Averaging principle for slow-fast fractional stochastic differential equations
Charles-Edouard Bréhier, Ibrahima Faye
TL;DR
This paper extends the averaging principle to slow-fast systems where the slow component is governed by a fractional differential equation of order $\alpha\in(0,1)$ and the fast component is an SDE driven by Brownian motion. By constructing auxiliary time-discretized processes and leveraging ergodicity of the frozen fast dynamics, it proves convergence of the slow variable $X^{\varepsilon}$ to the solution $\overline{X}$ of the averaged fractional equation with coefficient $\overline{f}(x)=\int f(x,y)\,d\mu^{x}(y)$. In the special case where the fast dynamics do not depend on the slow variable, the paper provides a rate of convergence of order $\varepsilon^{\alpha/2}$ in mean-square norm.

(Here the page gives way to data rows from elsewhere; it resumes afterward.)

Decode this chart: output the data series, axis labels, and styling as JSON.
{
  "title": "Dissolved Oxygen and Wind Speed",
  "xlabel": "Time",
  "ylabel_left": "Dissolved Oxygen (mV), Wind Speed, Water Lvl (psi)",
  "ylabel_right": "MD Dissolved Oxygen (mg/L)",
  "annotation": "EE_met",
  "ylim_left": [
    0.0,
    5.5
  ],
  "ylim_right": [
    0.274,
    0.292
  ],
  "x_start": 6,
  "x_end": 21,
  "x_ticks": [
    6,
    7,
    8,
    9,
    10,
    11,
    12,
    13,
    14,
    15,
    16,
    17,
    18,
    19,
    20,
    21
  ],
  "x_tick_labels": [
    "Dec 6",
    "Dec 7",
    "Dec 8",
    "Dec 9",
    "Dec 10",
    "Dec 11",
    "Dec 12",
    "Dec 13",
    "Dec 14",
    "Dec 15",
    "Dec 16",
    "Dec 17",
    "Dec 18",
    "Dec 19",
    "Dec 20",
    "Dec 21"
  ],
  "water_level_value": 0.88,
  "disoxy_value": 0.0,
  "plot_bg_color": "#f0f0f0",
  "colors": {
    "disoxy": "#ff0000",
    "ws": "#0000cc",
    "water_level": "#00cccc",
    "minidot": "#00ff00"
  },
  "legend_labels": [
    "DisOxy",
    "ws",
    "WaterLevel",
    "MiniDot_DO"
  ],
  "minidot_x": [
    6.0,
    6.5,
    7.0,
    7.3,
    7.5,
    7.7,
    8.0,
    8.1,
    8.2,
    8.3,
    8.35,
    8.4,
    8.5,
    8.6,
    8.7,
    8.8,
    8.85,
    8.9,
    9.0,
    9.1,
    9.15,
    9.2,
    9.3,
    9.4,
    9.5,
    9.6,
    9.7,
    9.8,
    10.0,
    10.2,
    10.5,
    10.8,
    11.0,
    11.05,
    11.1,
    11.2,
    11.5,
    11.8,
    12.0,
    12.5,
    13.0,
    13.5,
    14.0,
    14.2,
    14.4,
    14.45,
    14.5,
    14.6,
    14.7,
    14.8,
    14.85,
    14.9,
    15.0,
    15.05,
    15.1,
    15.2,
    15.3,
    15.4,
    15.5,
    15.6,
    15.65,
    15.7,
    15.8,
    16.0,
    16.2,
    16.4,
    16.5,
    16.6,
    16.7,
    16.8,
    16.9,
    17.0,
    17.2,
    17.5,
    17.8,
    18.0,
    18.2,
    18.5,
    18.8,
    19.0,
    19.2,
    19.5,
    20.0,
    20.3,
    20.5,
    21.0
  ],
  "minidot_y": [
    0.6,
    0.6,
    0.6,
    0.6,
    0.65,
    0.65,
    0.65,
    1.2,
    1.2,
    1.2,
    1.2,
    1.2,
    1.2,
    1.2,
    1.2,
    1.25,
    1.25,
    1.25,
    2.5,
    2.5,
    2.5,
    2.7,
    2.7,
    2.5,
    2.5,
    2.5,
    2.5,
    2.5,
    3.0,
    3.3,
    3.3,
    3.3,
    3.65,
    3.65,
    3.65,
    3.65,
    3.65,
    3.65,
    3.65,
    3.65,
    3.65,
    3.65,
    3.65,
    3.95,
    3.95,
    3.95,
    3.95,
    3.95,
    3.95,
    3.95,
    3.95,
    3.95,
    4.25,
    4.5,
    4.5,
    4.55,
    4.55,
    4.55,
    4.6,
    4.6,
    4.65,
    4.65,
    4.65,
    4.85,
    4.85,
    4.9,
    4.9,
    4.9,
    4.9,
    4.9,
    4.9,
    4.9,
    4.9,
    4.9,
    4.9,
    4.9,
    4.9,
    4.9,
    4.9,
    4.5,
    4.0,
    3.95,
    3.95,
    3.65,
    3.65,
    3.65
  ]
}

The results rely on moment bounds, regularity properties, and a careful decomposition of the error via an auxiliary system, offering a rigorous homogenization framework for slow-fast fractional stochastic models. This advances understanding of multiscale stochastic systems with fractional dynamics and broadens potential applications in physics, biology, and finance.
Abstract
We prove the averaging principle for a class of stochastic systems. The slow component is solution to a fractional differential equation, which is coupled with a fast component considered as solution to an ergodic stochastic differential equation driven by a standard Brownian motion. We establish the convergence of the slow component when the time-scale separation vanishes to the solution of the so-called averaged equation, which is an autonomous fractional differential equation, in the mean-square sense. Moreover, when the fast component does not depend on the slow component, we provide a rate of convergence depending on the order of the fractional derivative.